Formas inclusivas de pensar la tecnología

Mujeres en los datos, sesgos e invisibilidad

Formas inclusivas de pensar la tecnología

Hablamos de momentos de poder, porque la construcción de algoritmos y la datificación (transformar en datos) pasan por decisiones que trascienden a todos los ámbitos y no siempre son adoptadas por mujeres, ni mucho menos por mujeres con discapacidad. Es más, tal y como se afirma en este diálogo, con demasiada frecuencia, las fórmulas algorítmicas actuales corresponden a pensamientos de hace más de 300 años, pensamientos eugenistas, sexistas, capacitistas, racistas… En el caso de las mujeres y niñas con discapacidad, para evitar que se perpetúen los sesgos actuales, es necesario que participen en el diseño, validación y entrenamiento de algoritmos y en la toma de decisiones.

 

El diálogo que se celebra en Servimedia, dentro del Proyecto Metadiverso, dedicado a la transformación digital del movimiento CERMI, parte de la idea de que la transformación digital solo es verdadera transformación si es transformación social, y así lo señala Pilar Villarino, directora ejecutiva del CERMI y secretaria del Patronato de la Fundación CERMI Mujeres, al inicio del encuentro, que modera José Manuel González Huesa, director de cermi.es diario y director general de Servimedia.
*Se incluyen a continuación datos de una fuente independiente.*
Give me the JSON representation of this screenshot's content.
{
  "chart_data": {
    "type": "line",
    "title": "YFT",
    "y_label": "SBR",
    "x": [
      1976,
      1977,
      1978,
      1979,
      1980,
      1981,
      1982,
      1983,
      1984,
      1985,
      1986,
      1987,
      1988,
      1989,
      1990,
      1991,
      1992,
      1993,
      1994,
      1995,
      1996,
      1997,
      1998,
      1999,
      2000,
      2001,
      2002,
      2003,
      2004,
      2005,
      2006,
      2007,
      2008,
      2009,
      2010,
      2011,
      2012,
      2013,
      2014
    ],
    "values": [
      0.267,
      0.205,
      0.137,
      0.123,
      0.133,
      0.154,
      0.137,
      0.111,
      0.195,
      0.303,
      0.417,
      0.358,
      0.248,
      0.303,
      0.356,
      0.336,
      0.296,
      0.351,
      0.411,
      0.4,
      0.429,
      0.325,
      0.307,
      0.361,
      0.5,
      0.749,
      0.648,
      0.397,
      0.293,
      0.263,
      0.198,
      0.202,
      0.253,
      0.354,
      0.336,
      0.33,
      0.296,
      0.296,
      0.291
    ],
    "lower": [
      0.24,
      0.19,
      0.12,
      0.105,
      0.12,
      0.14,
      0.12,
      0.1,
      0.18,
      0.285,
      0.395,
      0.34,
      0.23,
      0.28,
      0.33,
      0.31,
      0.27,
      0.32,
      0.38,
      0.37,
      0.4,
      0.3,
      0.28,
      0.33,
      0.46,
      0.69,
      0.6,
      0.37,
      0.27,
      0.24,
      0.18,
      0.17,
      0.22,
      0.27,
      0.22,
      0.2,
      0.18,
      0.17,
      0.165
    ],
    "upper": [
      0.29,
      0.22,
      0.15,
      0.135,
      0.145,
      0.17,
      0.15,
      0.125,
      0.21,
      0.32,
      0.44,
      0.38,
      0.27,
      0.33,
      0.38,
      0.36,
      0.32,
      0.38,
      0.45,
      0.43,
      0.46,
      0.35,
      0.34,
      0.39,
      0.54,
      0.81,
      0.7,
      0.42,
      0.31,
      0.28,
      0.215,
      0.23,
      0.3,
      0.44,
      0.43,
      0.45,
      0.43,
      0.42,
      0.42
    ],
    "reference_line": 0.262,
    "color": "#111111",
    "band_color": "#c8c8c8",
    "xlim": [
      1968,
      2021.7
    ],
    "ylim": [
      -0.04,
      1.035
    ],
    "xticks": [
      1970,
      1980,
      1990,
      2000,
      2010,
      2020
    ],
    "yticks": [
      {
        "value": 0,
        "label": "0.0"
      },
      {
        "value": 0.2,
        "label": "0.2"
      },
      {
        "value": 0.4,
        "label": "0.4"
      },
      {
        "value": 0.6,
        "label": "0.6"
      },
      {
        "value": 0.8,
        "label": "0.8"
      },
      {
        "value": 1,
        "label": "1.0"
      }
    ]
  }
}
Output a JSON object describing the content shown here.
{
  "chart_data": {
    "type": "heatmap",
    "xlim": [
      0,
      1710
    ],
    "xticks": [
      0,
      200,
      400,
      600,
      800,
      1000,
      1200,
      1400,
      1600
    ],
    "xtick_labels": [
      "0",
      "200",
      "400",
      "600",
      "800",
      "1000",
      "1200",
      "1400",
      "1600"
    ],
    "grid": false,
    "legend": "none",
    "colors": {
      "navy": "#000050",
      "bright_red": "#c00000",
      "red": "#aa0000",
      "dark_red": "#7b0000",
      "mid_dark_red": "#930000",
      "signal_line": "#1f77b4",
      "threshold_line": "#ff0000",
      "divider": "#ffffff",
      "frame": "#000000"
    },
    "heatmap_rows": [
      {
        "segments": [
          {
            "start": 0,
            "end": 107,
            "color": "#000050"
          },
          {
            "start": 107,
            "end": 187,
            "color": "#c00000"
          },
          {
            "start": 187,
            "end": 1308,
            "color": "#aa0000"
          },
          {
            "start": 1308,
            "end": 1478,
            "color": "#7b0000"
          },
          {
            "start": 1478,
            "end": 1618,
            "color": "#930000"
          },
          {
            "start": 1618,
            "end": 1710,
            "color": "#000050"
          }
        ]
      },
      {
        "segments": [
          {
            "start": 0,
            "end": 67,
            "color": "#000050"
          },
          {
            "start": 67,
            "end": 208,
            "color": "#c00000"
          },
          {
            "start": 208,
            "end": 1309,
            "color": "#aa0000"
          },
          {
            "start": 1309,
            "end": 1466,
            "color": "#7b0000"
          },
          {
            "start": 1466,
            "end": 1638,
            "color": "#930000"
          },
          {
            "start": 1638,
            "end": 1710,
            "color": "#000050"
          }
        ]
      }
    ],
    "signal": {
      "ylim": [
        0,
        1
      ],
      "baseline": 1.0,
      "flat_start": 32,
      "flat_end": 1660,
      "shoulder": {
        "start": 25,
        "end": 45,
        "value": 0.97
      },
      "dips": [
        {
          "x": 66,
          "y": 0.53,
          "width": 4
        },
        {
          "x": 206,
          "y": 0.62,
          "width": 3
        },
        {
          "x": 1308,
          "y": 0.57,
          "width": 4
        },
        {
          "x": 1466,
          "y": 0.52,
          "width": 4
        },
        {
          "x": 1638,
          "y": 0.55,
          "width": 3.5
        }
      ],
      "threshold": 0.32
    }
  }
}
Para que la Inteligencia Artificial (IA) sea aliada de la inclusión, los datos tienen que ser también aliados de la inclusión y la barrera a la que se enfrentan las mujeres es la “gran invisibilidad en los datos y los sesgos de género que ejercen estos datos”, explica Villarino. Desde el movimiento CERMI, afirma, “tratamos de revertir y luchar contra esas barreras en diferentes líneas, una de ellas es un plan de algoritmos sociales y de inclusión que hemos impulsado junto con la Fundación ONCE para que se tenga en cuenta a las mujeres y a las niñas con discapacidad”.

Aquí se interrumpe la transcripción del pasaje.